Meant to protect offensive linemen, the rule is new this season, and it’s natural that Patriots fans were frustrated about its enforcement, considering that former NFL head of officiating Mike Pereira said on Twitter that it’s the first time it has been called. And that no matter how loose its enforcement has been league-wide, Bill Belichick didn’t see any violation of Rule 9-1-3, at least as he understands it and as the officials explained their reasoning to him.
“You can’t push on the second level,” said the coach, “and I don’t think we did that.”
Replays aired during the live television broadcast were inconclusive, so Patriots fans were left to find alternative video sources to see why the call was made — or perhaps why it was wrong. But if they’re going to that footage to look at why their Pats lost a division game, and a chance to move to 6-1, they shouldn’t waste their time on that play.
Instead, look at the third down opportunities for the Patriot offense. New England had a dozen of them, but converted only one, which was a major factor in the Jets’ 46:13-23:40 advantage in time of possession, and in eight of 13 Patriot drives lasting five players or fewer.

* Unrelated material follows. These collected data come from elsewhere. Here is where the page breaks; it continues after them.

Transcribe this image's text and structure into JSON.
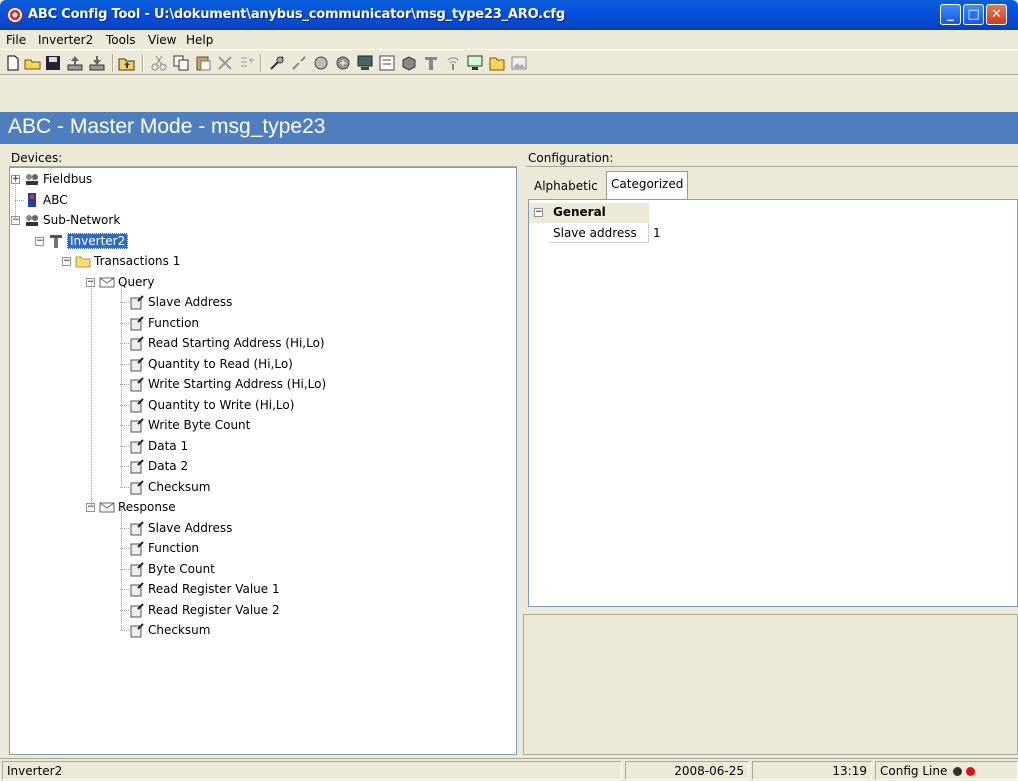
{
  "window": {
    "title": "ABC Config Tool - U:\\dokument\\anybus_communicator\\msg_type23_ARO.cfg"
  },
  "menu": [
    {
      "label": "File",
      "underline": "F"
    },
    {
      "label": "Inverter2",
      "underline": "I"
    },
    {
      "label": "Tools",
      "underline": "T"
    },
    {
      "label": "View",
      "underline": "V"
    },
    {
      "label": "Help",
      "underline": "H"
    }
  ],
  "band": {
    "title": "ABC - Master Mode - msg_type23"
  },
  "devices": {
    "header": "Devices:",
    "tree": {
      "fieldbus": "Fieldbus",
      "abc": "ABC",
      "subnetwork": "Sub-Network",
      "inverter": "Inverter2",
      "transactions": "Transactions 1",
      "query": "Query",
      "query_items": [
        "Slave Address",
        "Function",
        "Read Starting Address (Hi,Lo)",
        "Quantity to Read (Hi,Lo)",
        "Write Starting Address (Hi,Lo)",
        "Quantity to Write (Hi,Lo)",
        "Write Byte Count",
        "Data 1",
        "Data 2",
        "Checksum"
      ],
      "response": "Response",
      "response_items": [
        "Slave Address",
        "Function",
        "Byte Count",
        "Read Register Value 1",
        "Read Register Value 2",
        "Checksum"
      ]
    }
  },
  "configuration": {
    "header": "Configuration:",
    "tabs": [
      {
        "label": "Alphabetic",
        "active": false
      },
      {
        "label": "Categorized",
        "active": true
      }
    ],
    "category": "General",
    "property": {
      "name": "Slave address",
      "value": "1"
    }
  },
  "status": {
    "left": "Inverter2",
    "date": "2008-06-25",
    "time": "13:19",
    "line": "Config Line"
  }
}
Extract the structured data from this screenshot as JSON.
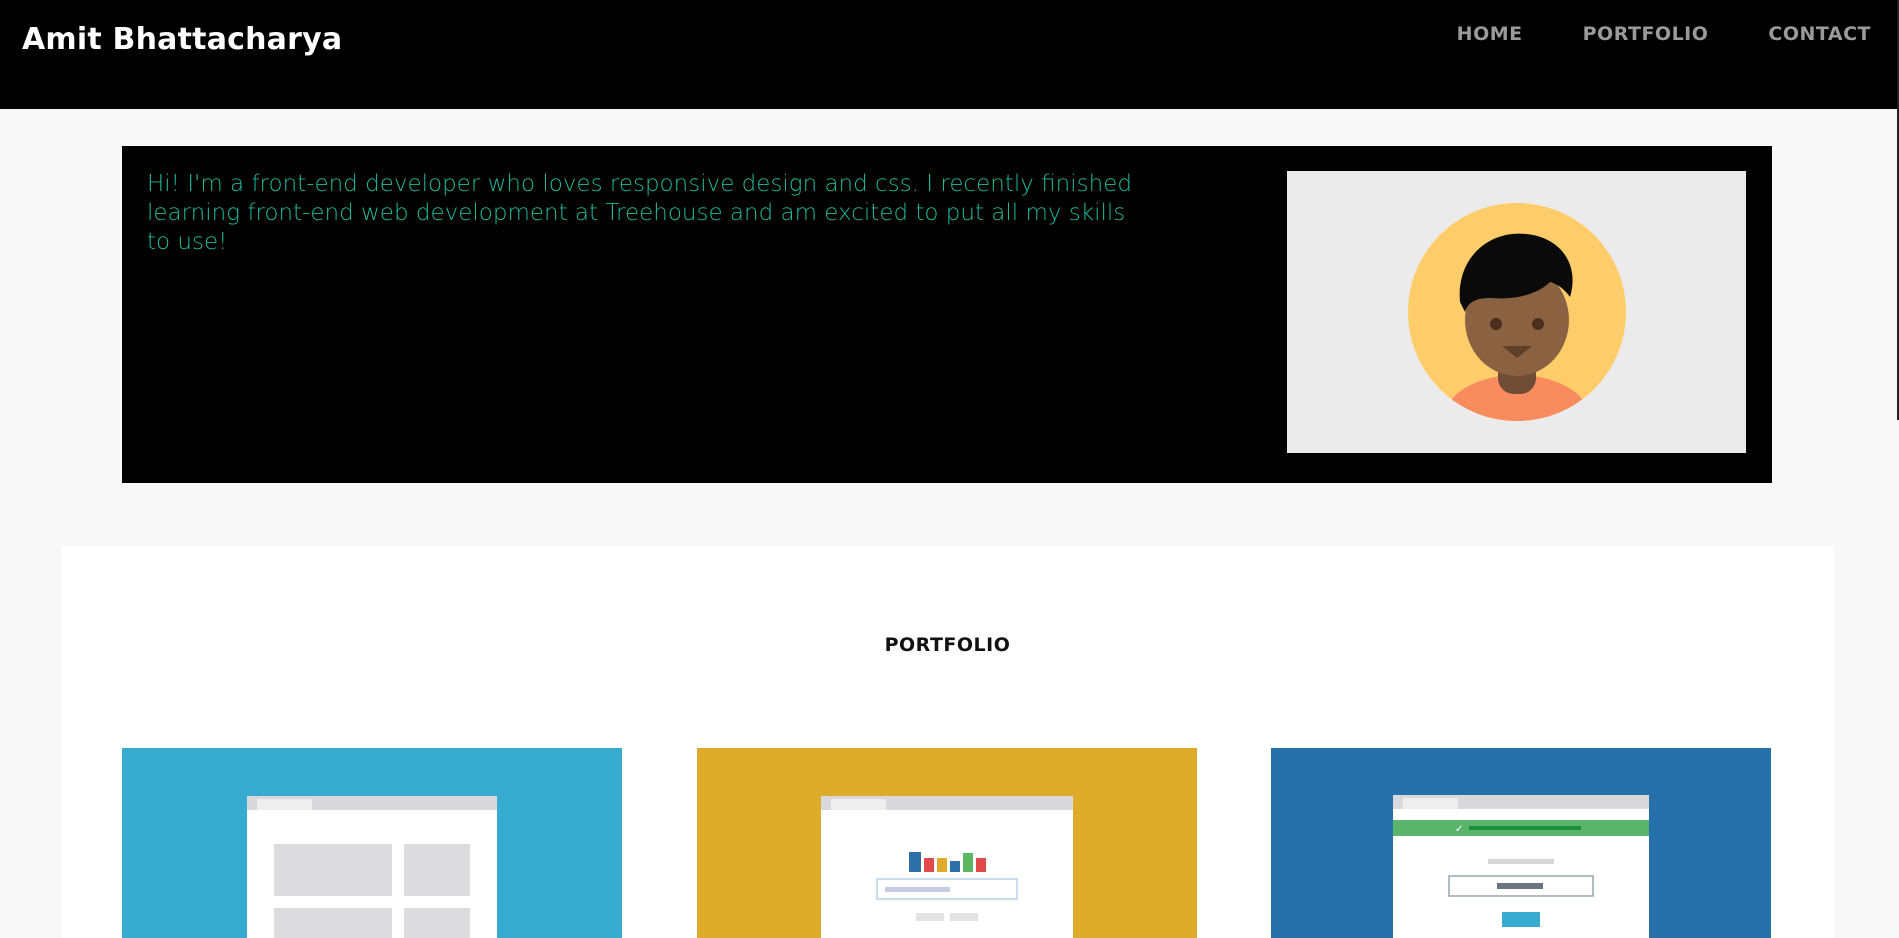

“One of 12,” quarterback Tom Brady said, “you’re not going to win many football games 1 of 12.”
Look at the Jets’ efficiency on third down by comparison. Led by rookie quarterback Geno Smith, New York was 11-for-21 overall, moving the chains when in situations that required them to gain 10, 14 and 21 yards, and scoring a touchdown on third and seven.
Look at the brutal offensive sequence for New England to start the second half. Going to intermission with a 21-10 lead, they received the opening kickoff with what Brady called, “a great opportunity to take control of the game.” Instead, the quarterback threw an interception that was returned for a touchdown on the first series, then the next three all ended with three plays and a punt, and Brady’s attack totaled negative-5 yards between those four possessions.
Look at the Patriots scoring only six points over the final 45 minutes of play, and not even getting to the red zone after the second quarter.
Look at the New England offensive line allowing four sacks, which brings their total to 13 in the past three games, and puts Brady on a pace to be dropped 46 times this season. Not since 2001 has he been sacked more than 32 times in a whole year.
Look at the inability of the Patriots secondary to cover for the absence of cornerback Aqib Talib. Rookie Logan Ryan returned an interception for a touchdown, but the bigger problem was putting more responsibility on Kyle Arrington, whose coverage seemed to be a favorite target of Smith.
Look at the missed opportunities, particularly for Rob Gronkowski. The big tight end got back in the lineup for the first time this season — and Brady subsequently threw to him 17 times, more than any two other receivers combined. He caught eight of them for 114 yards, though he didn’t grab two probable touchdowns — one of which he lost in the sun, and another on which he couldn’t haul in a one-handed grab up the seam.
“He probably makes that 99 of 100,” Brady lamented.
Look at Brady, too, though. Hurt again by a few drops, he hit on just 22 of 46 throws, and thus completed less than half his passes for the third time in seven games this season. He also failed to throw a touchdown pass for the second time in three weeks after tossing at least one in every game for more than three seasons.
“We’re close, and we’re close a lot,” he said. “We just have to start making them. From all of us — balls have to be better thrown, everyone has to look at themselves and do a better job, because what we’re doing right now isn’t good enough.”
Look at 100 yards worth of penalties. Look at the shoddy tackling partially to blame for the Jets’ Chris Ivory gaining 104 yards on 34 carries. Look at how badly the Pats lost the field position battle throughout the second half. Look at the lack of offensive balance between the run (20 attempts) and the pass (46) for New England. Look at the injury report, showing Talib, Tommy Kelly and Danny Amendola all inactive, and the likes of Jerod Mayo and Vince Wilfork finished for the season.
Looking at that, one could, theoretically, take a positive from the fact the depleted Patriots were even in the game and had a chance to win on the road. But even with New England’s injuries, the Jets aren’t a team the Patriots should lose to. Particularly after holding an 11-point second-half lead, and getting the ball to start overtime. This was a game they should have — and could have — won.
So don’t look at the refs when trying to pin blame why they didn’t.
“There are no excuses,” Brady said. “We didn’t play well.”